Лунный свет, сияющий через потолок, казалось, заморозил поднимающуюся грязь и пламя на полу.

Хуан Юцзао медленно выдохнул. Алая капля за алой каплей стекала с его правой руки, напоминая остатки трапезы зверя.

Риск ради решающего обмена был излишним. Как бы то ни было, техника обращения с палашом, которую Цзян Чен использовал в конце, была разработана специально для «Наказанных». Дисциплина была разработана с единственной целью — убить того, кто был впереди. Ущерб, нанесенный Хуан Юцзао в обмене, продемонстрировал, какой смертоносный потенциал был заложен в него.

«Закончилось.» Хуан Юцзао сосредоточил свою золотую энергию на травмированной зоне, остановив кровь. — Какие-нибудь последние слова?

Возможно, Цзян Чен стал трупом с того дня, как он решил изучить «Демонов засухи», но его сердце было здоровым и по-настоящему живым. «Должен был быть дракон».

«Какая?»

«Должен был быть дракон». Цзян Чен держал глаза закрытыми. «Разве Просветление, которое практикующие Дарен Арт не проявляют, не является драконом?»
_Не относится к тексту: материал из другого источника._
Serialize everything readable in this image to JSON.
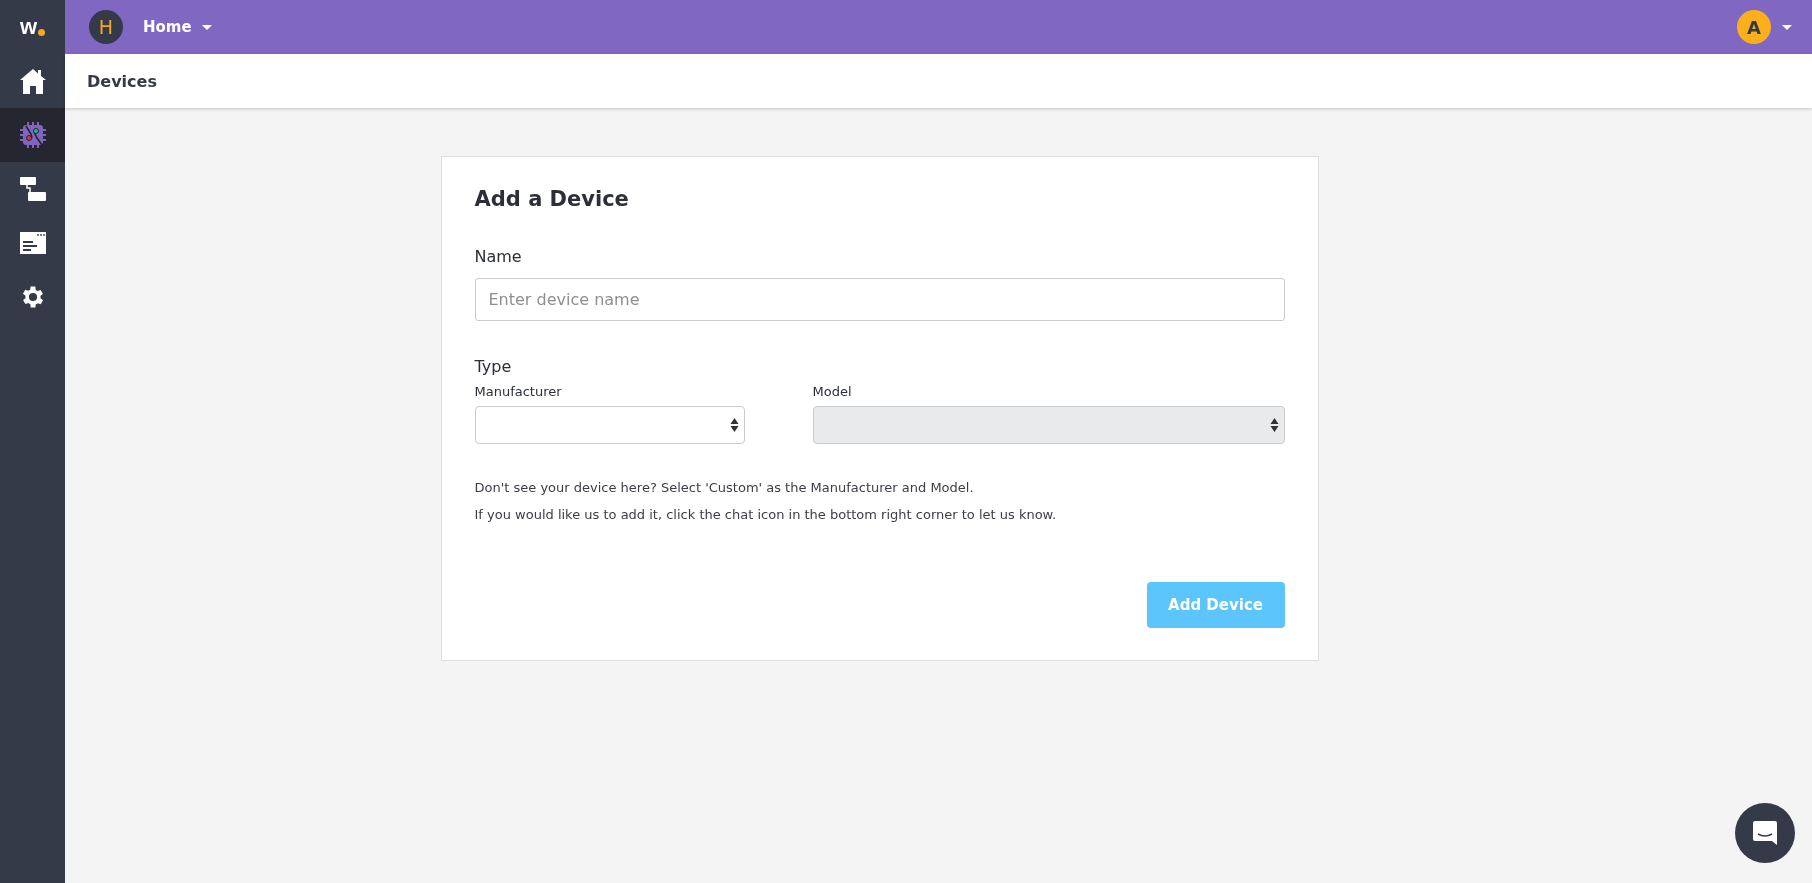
{
  "sidebar": {
    "logo": "w",
    "items": [
      {
        "kind": "home",
        "selected": false
      },
      {
        "kind": "devices",
        "selected": true
      },
      {
        "kind": "flows",
        "selected": false
      },
      {
        "kind": "logs",
        "selected": false
      },
      {
        "kind": "settings",
        "selected": false
      }
    ]
  },
  "topbar": {
    "home_initial": "H",
    "home_label": "Home",
    "user_initial": "A"
  },
  "page_title": "Devices",
  "form": {
    "title": "Add a Device",
    "name_label": "Name",
    "name_placeholder": "Enter device name",
    "type_label": "Type",
    "selects": [
      {
        "label": "Manufacturer",
        "disabled": false
      },
      {
        "label": "Model",
        "disabled": true
      }
    ],
    "help": [
      "Don't see your device here? Select 'Custom' as the Manufacturer and Model.",
      "If you would like us to add it, click the chat icon in the bottom right corner to let us know."
    ],
    "submit": {
      "label": "Add Device",
      "disabled": true
    }
  }
}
Лидер конфуцианства считался мессией человечества и бывшим властителем военного мира. В китайской культуре общепринятым термином для лидера была «голова дракона». Не делая этого намеренно, практикующие искусство Дарена проявляли ци в форме дракона, когда их считали настоящими мастерами конфуцианского искусства.

«Действительно», — ответил Хуан Юцзао. Он превратил голову золотого питона позади себя в голову дракона. «Чтобы Его Величество не сомневался, я никогда не показывал эту форму».
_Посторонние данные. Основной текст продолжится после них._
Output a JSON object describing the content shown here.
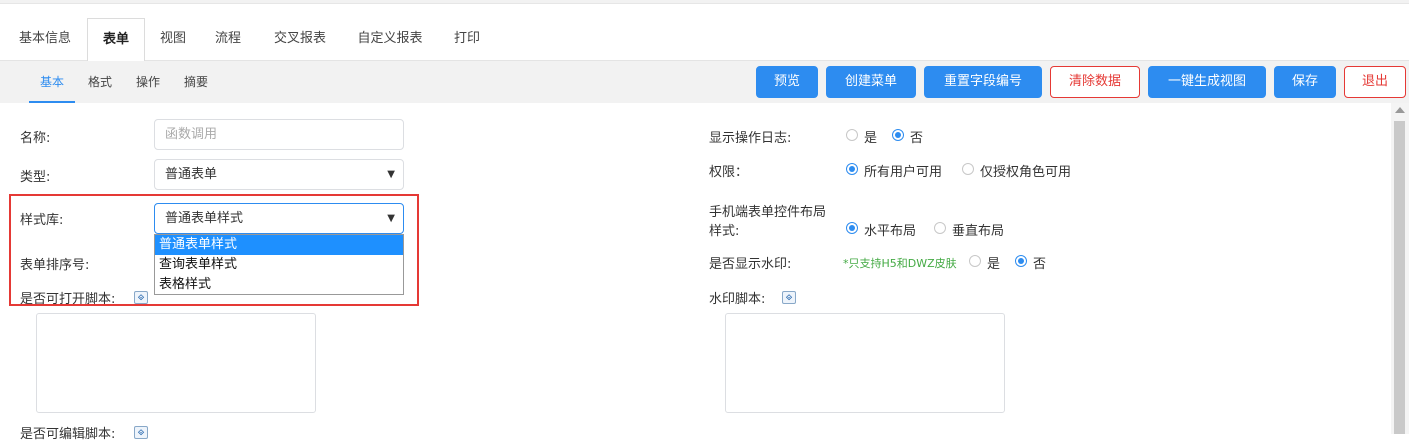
{
  "main_tabs": [
    {
      "label": "基本信息"
    },
    {
      "label": "表单"
    },
    {
      "label": "视图"
    },
    {
      "label": "流程"
    },
    {
      "label": "交叉报表"
    },
    {
      "label": "自定义报表"
    },
    {
      "label": "打印"
    }
  ],
  "sub_tabs": [
    {
      "label": "基本"
    },
    {
      "label": "格式"
    },
    {
      "label": "操作"
    },
    {
      "label": "摘要"
    }
  ],
  "toolbar": {
    "preview": "预览",
    "create_menu": "创建菜单",
    "reset_field_numbers": "重置字段编号",
    "clear_data": "清除数据",
    "generate_view": "一键生成视图",
    "save": "保存",
    "exit": "退出"
  },
  "form": {
    "name_label": "名称:",
    "name_placeholder": "函数调用",
    "type_label": "类型:",
    "type_value": "普通表单",
    "style_label": "样式库:",
    "style_value": "普通表单样式",
    "style_options": [
      "普通表单样式",
      "查询表单样式",
      "表格样式"
    ],
    "sort_label": "表单排序号:",
    "open_script_label": "是否可打开脚本:",
    "edit_script_label": "是否可编辑脚本:"
  },
  "right_form": {
    "show_log_label": "显示操作日志:",
    "show_log_options": [
      "是",
      "否"
    ],
    "show_log_selected": "否",
    "permission_label": "权限：",
    "permission_options": [
      "所有用户可用",
      "仅授权角色可用"
    ],
    "permission_selected": "所有用户可用",
    "mobile_layout_label_1": "手机端表单控件布局",
    "mobile_layout_label_2": "样式:",
    "mobile_layout_options": [
      "水平布局",
      "垂直布局"
    ],
    "mobile_layout_selected": "水平布局",
    "watermark_label": "是否显示水印:",
    "watermark_note": "*只支持H5和DWZ皮肤",
    "watermark_options": [
      "是",
      "否"
    ],
    "watermark_selected": "否",
    "watermark_script_label": "水印脚本:"
  },
  "icons": {
    "script_icon_glyph": "⟐"
  },
  "colors": {
    "accent": "#2d8cf0",
    "danger": "#e53935",
    "highlight_box": "#e53935",
    "note": "#44aa44"
  }
}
Во второй половине их столкновения Хуан Юцзао понял, как работать с воздействием «любовь — это боль», чтобы снова использовать свое Просветление.

— Ты так заботишься об этом несчастном Императоре.

— Он хороший Император… Тебе следует узнать его поближе.

«Это будет лишним. Я мягкосердечный; если он действительно хорош, я не стану его убивать».

«… Ты пытался. Хотя ты грозный, это все, на что ты способен. У Хуан Юцзао был свой колоссальный вой золотого дракона, яростно рассеивающий пламя, как будто он дышал им. Скорее, казалось, что пламя убегает от дракона. «Оставлять.»

С земли Цзян Чен произнес: «Палач».

Третий источник ци вырвался из комнаты, почти уничтожив дракона Хуан Юцзао. Шито вскочил, вооруженный своей обычно простой дубиной, которая теперь напоминала небесный столб. Пурпурная энергия, окутывающая его, посрамила золотого дракона Хуан Юцзао. У Хуан Юцзао не было времени показать шок, потому что смерть уже спускалась сверху.

Цзян Чен медленно выдохнул, затем, наконец, открыл глаза. «Прощай, лидер конфуцианства. Твоих глубоких навыков больше нет.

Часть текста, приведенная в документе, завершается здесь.